To “improve soundness” (to catch the cheating prover with higher probability), the zero-knowledge proof is repeated in parallel: having the prover run the MPC protocol multiple times, then challenge it to open two parties from every repetition. This way, the probability of a cheating prover succeeding after N repetitions drops exponentially in N.

Zero-knowledge: The verifier learns nothing

When two views are opened, the verifier learns the messages and inputs of two of the players. Since the commitment scheme hides the view of the unopened player and the MPC protocol ensures privacy of the input for the players, the verifier does not learn the input of the unopened player (Y in the example), since the input is shared as described above providing two of the inputs (X, Z in the example) leaks no information about “w”.

Fiat-Shamir Compiler

The Fiat-Shamir transform removes the interactive verifier (professor).

The Fiat-Shamir transform/compiler takes:

  1. A public coin zero-knowledge proof system.
  2. A (particularly strong) hash function.

And yields a non-interactive zero-knowledge proof.

The observation underlying the Fiat-Shamir transform is essentially as follows: Since all the verifier does is pick random numbers, we could just have the prover roll a dice instead and open the index that the dice shows. Then everyone can verify that the opened views are consistent.

There is just one obvious problem: a cheating prover can of course just pretend like the dice throw came out however it wanted them to (e.g. not opening the cheating pair of players). The Fiat-Shamir transformation resolves this by essentially using a hash function to “roll the dice in a verifiably random way”.

This is done by having the prover hash his messages (the commitments to each player’s view), the hash digest is then used as the random challenge (e.g. interpreted as a sequence of integers denoting which players to open).

A cheating prover can of course try changing its messages and recomputing the hash until it gets a challenge that allows him to cheat, however, this merely corresponds to running the interactive protocol multiple times in a setting where the verifier allows him to attempt any number of times. Hence the probability of a cheating prover succeeding in the interactive protocol is amplified by the amount of computation the cheating prover has available, e.g. if the interactive protocol allows the prover to cheat with probability 2^{-128}, then the adversary would have to compute the hash an expected 2^{127} times to cheat; which is clearly not feasible.

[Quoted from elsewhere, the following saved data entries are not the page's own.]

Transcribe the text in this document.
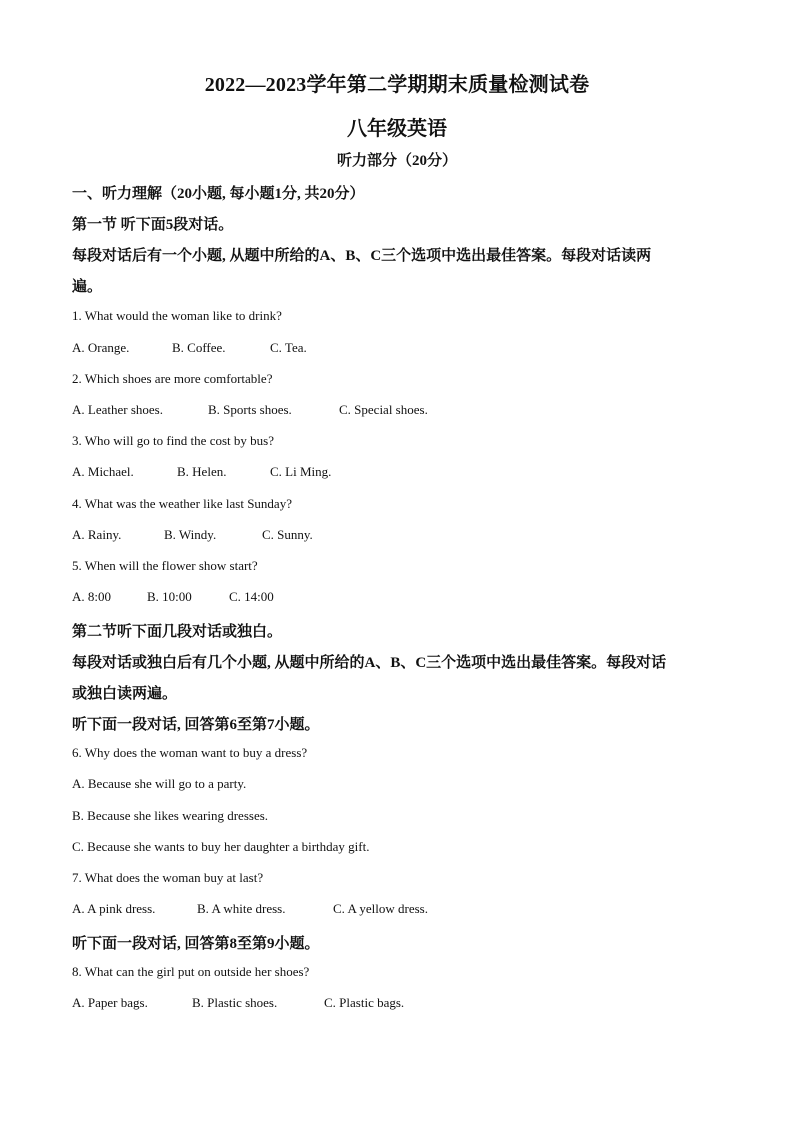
2022—2023学年第二学期期末质量检测试卷
八年级英语
听力部分（20分）
一、听力理解（20小题, 每小题1分, 共20分）
第一节 听下面5段对话。
每段对话后有一个小题, 从题中所给的A、B、C三个选项中选出最佳答案。每段对话读两
遍。
1. What would the woman like to drink?
A. Orange.	B. Coffee.	C. Tea.
2. Which shoes are more comfortable?
A. Leather shoes.	B. Sports shoes.	C. Special shoes.
3. Who will go to find the cost by bus?
A. Michael.	B. Helen.	C. Li Ming.
4. What was the weather like last Sunday?
A. Rainy.	B. Windy.	C. Sunny.
5. When will the flower show start?
A. 8:00	B. 10:00	C. 14:00
第二节听下面几段对话或独白。
每段对话或独白后有几个小题, 从题中所给的A、B、C三个选项中选出最佳答案。每段对话
或独白读两遍。
听下面一段对话, 回答第6至第7小题。
6. Why does the woman want to buy a dress?
A. Because she will go to a party.
B. Because she likes wearing dresses.
C. Because she wants to buy her daughter a birthday gift.
7. What does the woman buy at last?
A. A pink dress.	B. A white dress.	C. A yellow dress.
听下面一段对话, 回答第8至第9小题。
8. What can the girl put on outside her shoes?
A. Paper bags.	B. Plastic shoes.	C. Plastic bags.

Note: In reality, the Fiat-Shamir transform requires a “Random Oracle” [see: https://blog.cryptographyengineering.com/2011/09/29/what-is-random-oracle-model-and-why-3/ for more details], a proof artifact that cannot really be instantiated. However in practice replacing the “Random Oracle” with a “good hash function,” where the output of the hash function “looks random” is sufficient.

Reverie

This finally brings us to Reverie. Reverie is an efficient Rust implementation of the MPC-in-the-head proof system described in KKW 2018 derived by applying the previous two compilers to a particularly simple MPC protocol. Since the proof system works for any ring (e.g., finite fields, the integers modulo a composite or vector spaces), Reverie is designed to be both fast and flexible enough to support computations in any ring.

Since the MPC-in-the-head paradigm covered above is quite general and the techniques in KKW generalize very easily, Reverie is also designed to be general and easily extendable. This makes it easier to add features such as moving between rings inside the proof system and adding “random gates” to the circuits.

Optimizations

To improve performance, Reverie uses a number of implementation tricks:

Heavy use of bitslicing. Since the parties in the underlying MPC protocol all execute the same simple operations in parallel, we can significantly improve performance by packing the players’ state continuously in memory, then operating on all players in parallel with a single operation (either in traditional 64-bit registers or with SIMD instructions). Reverie never operates on the state of individual players.

Parallelism. Since the proof system requires a number of repetitions for “soundness amplification,” each of these can be trivially  delegated to a separate thread for a linear increase in performance.

Fast cryptographic primitives. Reverie makes use of Blake3 and ChaCha12, since these were found to be the fastest cryptographic primitives (cryptographic hash function and pseudo random function) while still offering a very comfortable security margin.

Streaming prover and streaming verifier. Reverie allows the proof to be produced and verified in a steaming fashion: this enables the verifier to validate the proof while the proof is still being generated and transmitted by the prover. This means that Reverie’s proof and verification components are fully asynchronous.

Benchmarks

To benchmark Reverie, we measured the speed of verifying the SHA-256 compression function on this circuit. Reverie averages around 20 SHA-256 compression/second on a (32-core) AMD EPYC 7601:

Num. of SHA-256 compression applications Proof generation time AND Gates XOR Gates Proof size
100 4.76 s 2,227,200 9,397,400 22 MB
1000 50.39 s 22,272,000 93,974,000 220 MB
10000 482.97s 222,720,000 939,740,000 2.2 GB

Conclusion

Reverie is the first step in creating high-performance zero-knowledge proofs outside of the dominant SNARK paradigm, and it handles hundreds of millions of AND/XOR gates with relative ease. The project comes with a simple “companion” program (in the “companion” subdirectory) which makes playing with Reverie relatively easy. Try it now on Github and crates.io!